2. L’utilizzo di microrganismi selezionati, come anche l’uso di acidi organici, aiuta il processo di standardizzazione della lavorazione. I prodotti ottenuti mediante l’uso di fermenti, a differenza di quelli ottenuti per acidificazione chimica, danno prodotti molto più aromatici e caratteristici, a discapito però dell’allungamento della lavorazione, infatti per questa tipologia di prodotto sono i microrganismi a dover produrre l’acido lattico dal lattosio presente nel latte che porterà ad un abbassamento dell’acidità fino al raggiungimento del pH di filatura.
3. La forma più originale per la produzione delle mozzarelle è l’acidificazione del latte mediante lattoinnesto o sieroinnesto. Quest’ultima modalità per esempio è prevista per la produzione della Mozzarella di Bufala Campana DOP. I prodotti che ne risultano sono particolari: oltre ad una variegata carica aromatica, ogni sito di produzione ha innesti diversi e questo spiega i vari sapori del prodotto finito anche partendo da latte identico. L’innesto però è un ingrediente che va gestito sapientemente e usato in modo molto preciso. Se per cagliate ottenute mediante acidi organici il momento di filatura può essere gestito in modo approssimativo, per le paste ottenute mediante acidificazioni microbiologiche il momento in cui filare diventa fondamentale per la riuscita o meno del prodotto desiderato. Come per i fermenti poi, se l’operatore non è attento o non si rispettano determinate pratiche, il rischio di batteriofagi è molto alto.
Va fatto notare che, a differenza del metodo di produzione mediante acidificazione con acidi, dove il lattosio presente nel latte non subisce processi di fermentazione, nei prodotti fermentati parte del lattosio viene metabolizzato dai fermenti lattici, dando così dei prodotti con un contenuto inferiore di lattosio.

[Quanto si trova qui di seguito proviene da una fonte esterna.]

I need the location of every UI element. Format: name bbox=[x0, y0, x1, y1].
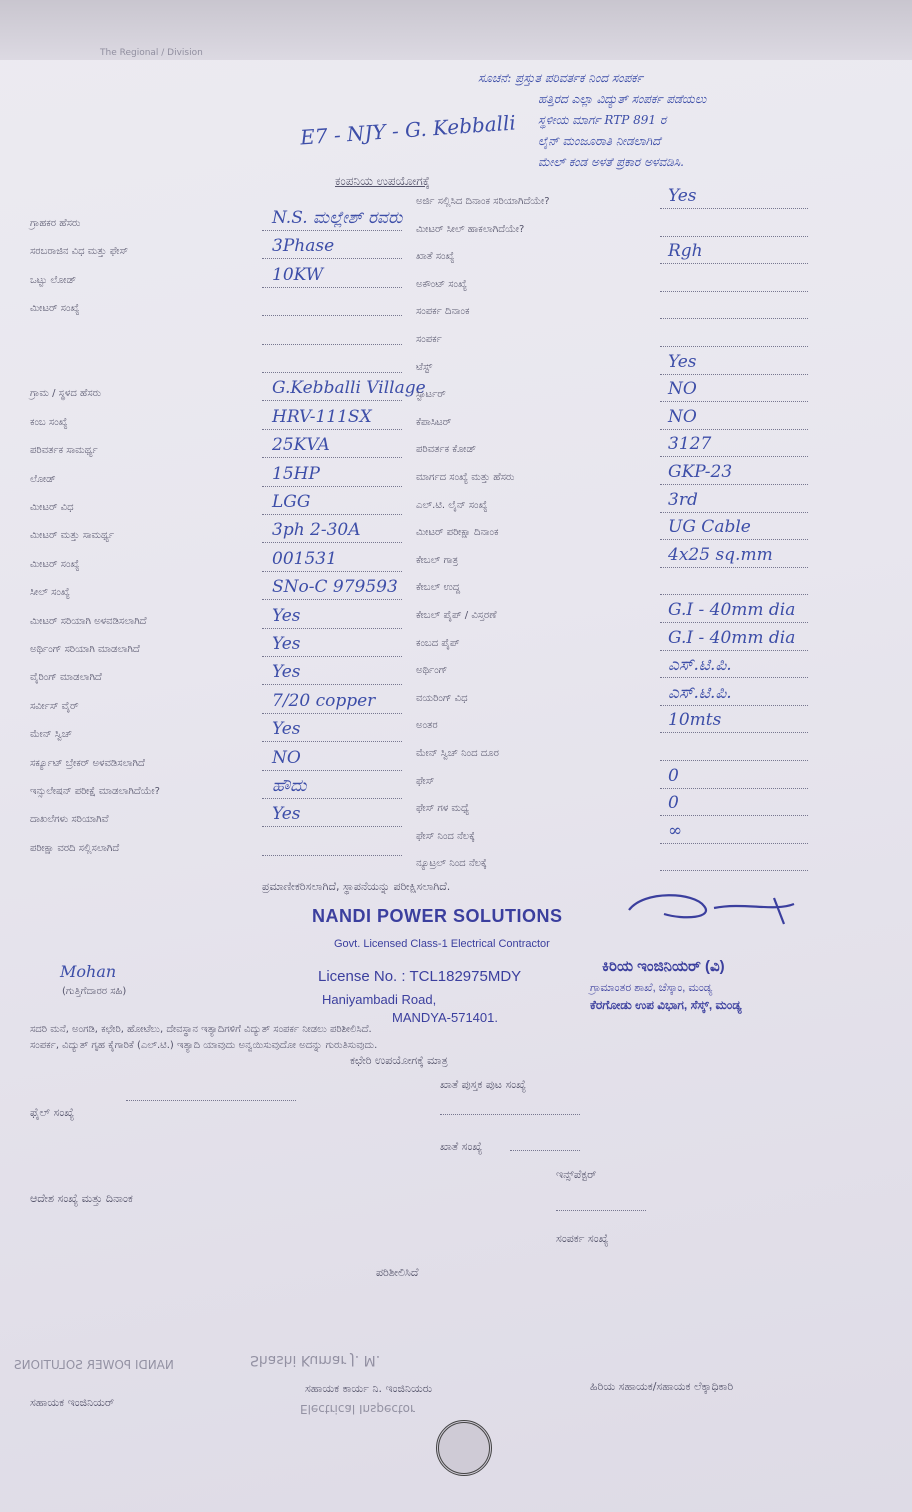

Esistono inoltre sistemi di produzione che prevedono delle tecniche miste di acidificazione: per esempio si può acidificare il latte solo parzialmente mediante acido citrico o lattico e successivamente aggiungere fermenti lattici; questi prodotti, accorciando il tempo di produzione di una classica mozzarella ottenuta con l’uso dell’innesto, hanno un gusto più pronunciato di un classico prodotto ad acido citrico.
Un’ultima curiosità riguarda un mito da sfatare: quello dell’effetto di pastorizzazione del latte dovuto alla filatura. Ancora oggi infatti tanti operatori lattiero caseari sono convinti che, anche partendo da latte crudo non trattato termicamente, l’operazione di filatura porti il prodotto a temperature tali da garantire una pastorizzazione di quest’ultimo. Purtroppo non è così. Se si vogliono ottenere prodotti con elevata umidità all’interno e di conseguenza morbidi, la temperatura al cuore del prodotto non supererà mai i 63/64 °C e a queste temperature non si può avere un abbattimento sostanziale della carica batterica. Altresì è importante raggiungere temperature superiori ai 60 °C per avere una denaturazione completa della sostanza coagulante onde prevenire proteolisi che portano a rammollimenti interni al prodotto.